SLAVIANSK, Ukraine Towns in eastern Ukraine on Monday braced for military action from government forces after Kiev gave pro-Russian separatists a 9 a.m. (0600 GMT) deadline to disarm and end their occupation of state buildings or face a major "anti-terrorist" operation.
As the deadline passed, a Reuters reporter in the flashpoint city of Slaviansk, where armed men had seized two government buildings, said there was no outward sign the rebels were complying with the ultimatum.
Angered by the death of a state security officer and the wounding of two comrades near Slaviansk, acting president Oleksander Turchinov warned rebels on Sunday that a full-scale security operation, including the army, would be unleashed unless they met the deadline.
Turchinov and other leaders blame Russia, which annexed Ukraine's Crimea region when Moscow-backed former president Viktor Yanukovich fled after months of pro-Western protests, for inspiring and organising a rash of rebellions in Slaviansk and other Russian-speaking towns in eastern Ukraine.
"We will not allow Russia to repeat the Crimean scenario in the eastern regions of Ukraine," Turchinov said on Sunday night.
The crisis has brought relations between Russia and the West to their lowest point since the end of the Cold War in 1991, and also carry a risk of unleashing a "gas war" which could disrupt energy supplies across Europe.
Use of force by Kiev's pro-Europe authorities could trigger a fresh confrontation from Russia. Russia's foreign ministry called the planned military operation a "criminal order" and said the West should bring its allies in Ukraine's government under control.
The United Nations Security Council held an emergency session on Sunday night, and the United States warned that it was likely to impose further sanctions on the Kremlin if the escalation in eastern Ukraine continues.
In Slaviansk, a town of about 120,000 people where separatists are occupying a three-storey police headquarters and the offices of the state security service, there was tension in the air as people tried to go about their normal daily business.
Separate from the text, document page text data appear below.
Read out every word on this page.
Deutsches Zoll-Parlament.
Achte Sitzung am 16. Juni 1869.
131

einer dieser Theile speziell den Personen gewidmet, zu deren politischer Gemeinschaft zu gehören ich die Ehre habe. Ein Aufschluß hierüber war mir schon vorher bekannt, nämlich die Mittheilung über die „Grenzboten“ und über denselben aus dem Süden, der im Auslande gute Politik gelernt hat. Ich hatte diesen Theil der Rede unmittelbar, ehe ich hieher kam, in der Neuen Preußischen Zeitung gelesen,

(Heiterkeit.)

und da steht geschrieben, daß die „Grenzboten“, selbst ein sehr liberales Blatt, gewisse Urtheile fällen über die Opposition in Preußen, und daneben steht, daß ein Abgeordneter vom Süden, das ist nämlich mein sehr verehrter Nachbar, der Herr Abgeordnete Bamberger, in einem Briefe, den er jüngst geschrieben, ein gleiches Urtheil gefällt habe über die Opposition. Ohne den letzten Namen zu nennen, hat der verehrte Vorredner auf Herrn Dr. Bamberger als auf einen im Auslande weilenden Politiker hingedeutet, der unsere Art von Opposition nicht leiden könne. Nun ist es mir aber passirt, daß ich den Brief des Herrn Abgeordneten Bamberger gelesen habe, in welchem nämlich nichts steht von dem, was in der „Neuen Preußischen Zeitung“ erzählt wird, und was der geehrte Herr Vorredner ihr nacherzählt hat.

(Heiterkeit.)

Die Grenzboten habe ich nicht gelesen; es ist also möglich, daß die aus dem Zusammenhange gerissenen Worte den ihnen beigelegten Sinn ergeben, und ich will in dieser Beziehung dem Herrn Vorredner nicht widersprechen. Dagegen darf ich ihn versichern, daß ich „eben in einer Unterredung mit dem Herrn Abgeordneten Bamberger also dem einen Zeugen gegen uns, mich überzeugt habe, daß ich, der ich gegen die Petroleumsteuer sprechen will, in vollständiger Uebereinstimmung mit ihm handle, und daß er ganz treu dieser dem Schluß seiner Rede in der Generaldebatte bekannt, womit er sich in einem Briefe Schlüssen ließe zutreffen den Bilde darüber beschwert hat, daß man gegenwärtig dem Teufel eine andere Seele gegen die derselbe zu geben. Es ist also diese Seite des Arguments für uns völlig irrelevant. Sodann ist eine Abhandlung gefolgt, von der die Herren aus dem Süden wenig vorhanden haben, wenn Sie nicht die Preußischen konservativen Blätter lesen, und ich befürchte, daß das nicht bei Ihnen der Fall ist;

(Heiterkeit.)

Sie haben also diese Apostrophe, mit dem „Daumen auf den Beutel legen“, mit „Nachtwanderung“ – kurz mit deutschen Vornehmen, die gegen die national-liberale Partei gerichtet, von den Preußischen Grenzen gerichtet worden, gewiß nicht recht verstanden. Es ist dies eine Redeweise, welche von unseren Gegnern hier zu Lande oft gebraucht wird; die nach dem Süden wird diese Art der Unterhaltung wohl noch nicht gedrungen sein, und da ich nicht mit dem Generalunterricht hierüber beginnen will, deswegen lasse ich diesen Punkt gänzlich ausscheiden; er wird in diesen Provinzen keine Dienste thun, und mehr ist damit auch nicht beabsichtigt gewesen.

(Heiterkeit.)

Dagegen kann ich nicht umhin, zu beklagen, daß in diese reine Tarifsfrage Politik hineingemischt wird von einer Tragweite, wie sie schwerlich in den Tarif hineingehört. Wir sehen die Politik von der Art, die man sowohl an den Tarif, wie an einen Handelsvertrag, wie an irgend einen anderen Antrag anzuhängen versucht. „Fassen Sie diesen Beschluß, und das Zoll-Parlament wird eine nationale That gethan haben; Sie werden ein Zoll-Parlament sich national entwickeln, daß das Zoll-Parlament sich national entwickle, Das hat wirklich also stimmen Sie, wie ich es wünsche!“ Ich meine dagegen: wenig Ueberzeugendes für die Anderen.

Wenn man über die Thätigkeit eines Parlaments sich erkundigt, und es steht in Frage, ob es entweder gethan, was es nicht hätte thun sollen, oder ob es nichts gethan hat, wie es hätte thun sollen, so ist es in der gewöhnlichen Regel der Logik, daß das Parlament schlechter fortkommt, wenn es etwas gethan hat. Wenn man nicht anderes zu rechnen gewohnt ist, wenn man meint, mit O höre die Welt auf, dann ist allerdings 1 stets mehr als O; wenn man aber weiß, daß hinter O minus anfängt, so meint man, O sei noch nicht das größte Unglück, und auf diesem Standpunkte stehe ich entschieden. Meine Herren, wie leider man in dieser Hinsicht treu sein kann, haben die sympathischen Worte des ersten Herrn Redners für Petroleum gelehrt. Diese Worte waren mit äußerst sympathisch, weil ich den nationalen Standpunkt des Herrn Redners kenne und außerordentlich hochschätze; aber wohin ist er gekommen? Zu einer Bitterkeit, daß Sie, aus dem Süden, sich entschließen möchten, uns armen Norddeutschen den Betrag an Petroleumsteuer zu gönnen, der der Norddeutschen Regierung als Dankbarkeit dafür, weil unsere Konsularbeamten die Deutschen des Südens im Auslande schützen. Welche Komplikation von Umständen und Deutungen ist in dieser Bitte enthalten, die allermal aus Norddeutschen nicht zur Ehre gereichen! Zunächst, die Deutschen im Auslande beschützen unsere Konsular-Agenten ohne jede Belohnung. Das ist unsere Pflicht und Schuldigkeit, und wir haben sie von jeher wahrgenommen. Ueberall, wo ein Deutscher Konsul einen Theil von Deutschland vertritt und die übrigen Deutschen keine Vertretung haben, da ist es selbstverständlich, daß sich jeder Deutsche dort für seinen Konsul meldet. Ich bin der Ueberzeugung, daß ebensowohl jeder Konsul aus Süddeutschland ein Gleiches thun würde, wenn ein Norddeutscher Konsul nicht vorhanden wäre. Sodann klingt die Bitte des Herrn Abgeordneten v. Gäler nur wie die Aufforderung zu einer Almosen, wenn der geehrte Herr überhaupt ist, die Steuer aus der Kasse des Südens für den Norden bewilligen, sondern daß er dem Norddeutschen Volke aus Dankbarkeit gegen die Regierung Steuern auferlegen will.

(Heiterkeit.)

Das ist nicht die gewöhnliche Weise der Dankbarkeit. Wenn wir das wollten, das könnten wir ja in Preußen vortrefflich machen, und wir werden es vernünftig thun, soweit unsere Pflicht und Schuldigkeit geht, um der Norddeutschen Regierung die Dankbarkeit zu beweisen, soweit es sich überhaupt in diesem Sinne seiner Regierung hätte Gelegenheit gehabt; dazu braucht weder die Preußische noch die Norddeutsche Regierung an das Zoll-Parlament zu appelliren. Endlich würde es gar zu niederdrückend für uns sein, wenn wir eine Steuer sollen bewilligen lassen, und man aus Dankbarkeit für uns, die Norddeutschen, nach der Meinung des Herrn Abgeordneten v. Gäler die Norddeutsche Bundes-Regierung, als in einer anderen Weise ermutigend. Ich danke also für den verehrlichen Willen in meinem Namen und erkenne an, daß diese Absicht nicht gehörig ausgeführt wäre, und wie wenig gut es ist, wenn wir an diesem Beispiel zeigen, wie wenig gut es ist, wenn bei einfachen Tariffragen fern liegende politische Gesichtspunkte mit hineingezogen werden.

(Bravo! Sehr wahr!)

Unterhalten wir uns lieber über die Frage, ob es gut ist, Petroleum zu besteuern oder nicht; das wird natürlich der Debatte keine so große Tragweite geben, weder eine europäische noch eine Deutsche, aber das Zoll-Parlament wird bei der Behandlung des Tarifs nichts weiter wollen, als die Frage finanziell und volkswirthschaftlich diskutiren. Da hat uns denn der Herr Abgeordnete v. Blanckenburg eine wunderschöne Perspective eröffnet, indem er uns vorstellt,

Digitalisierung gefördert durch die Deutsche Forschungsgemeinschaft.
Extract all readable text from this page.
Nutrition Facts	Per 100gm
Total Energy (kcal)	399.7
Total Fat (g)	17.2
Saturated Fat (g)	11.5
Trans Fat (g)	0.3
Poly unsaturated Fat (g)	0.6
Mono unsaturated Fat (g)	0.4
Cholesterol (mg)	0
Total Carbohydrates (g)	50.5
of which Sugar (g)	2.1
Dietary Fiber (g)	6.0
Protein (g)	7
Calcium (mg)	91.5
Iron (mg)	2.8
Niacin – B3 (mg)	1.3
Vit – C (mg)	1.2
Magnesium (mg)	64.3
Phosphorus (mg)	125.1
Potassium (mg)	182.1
In front of the police headquarters occupied by the separatists a group of about 40 people, who are there in solidarity with the rebels, were warming themselves by blazing fires from oil barrels.
Barricades closing off entry to the building were still manned and there were no external signs of any surrender of arms.
School and colleges have been closed and parents advised to keep their children indoors.
Alexei Myzenko, a 38-year-old bank teller, was at work as usual, but he said he and his wife had told their son, who is at university in the eastern town of Kharkiv, not to attend lectures on Monday.
"We didn't want anything to happen to him," said Myzenko. "Of course, some people are afraid. But they are still lining up to get their pensions," he said.
Myzenko said his wife, who is a teacher, had been called by the town administration to tell her that school was cancelled until further notice.
Iryna Zemlyanskaya, 62, who works as a pharmacist, said: "I am going to work. They've promised to use force so many times and have not done a single thing. No-one's even afraid anymore."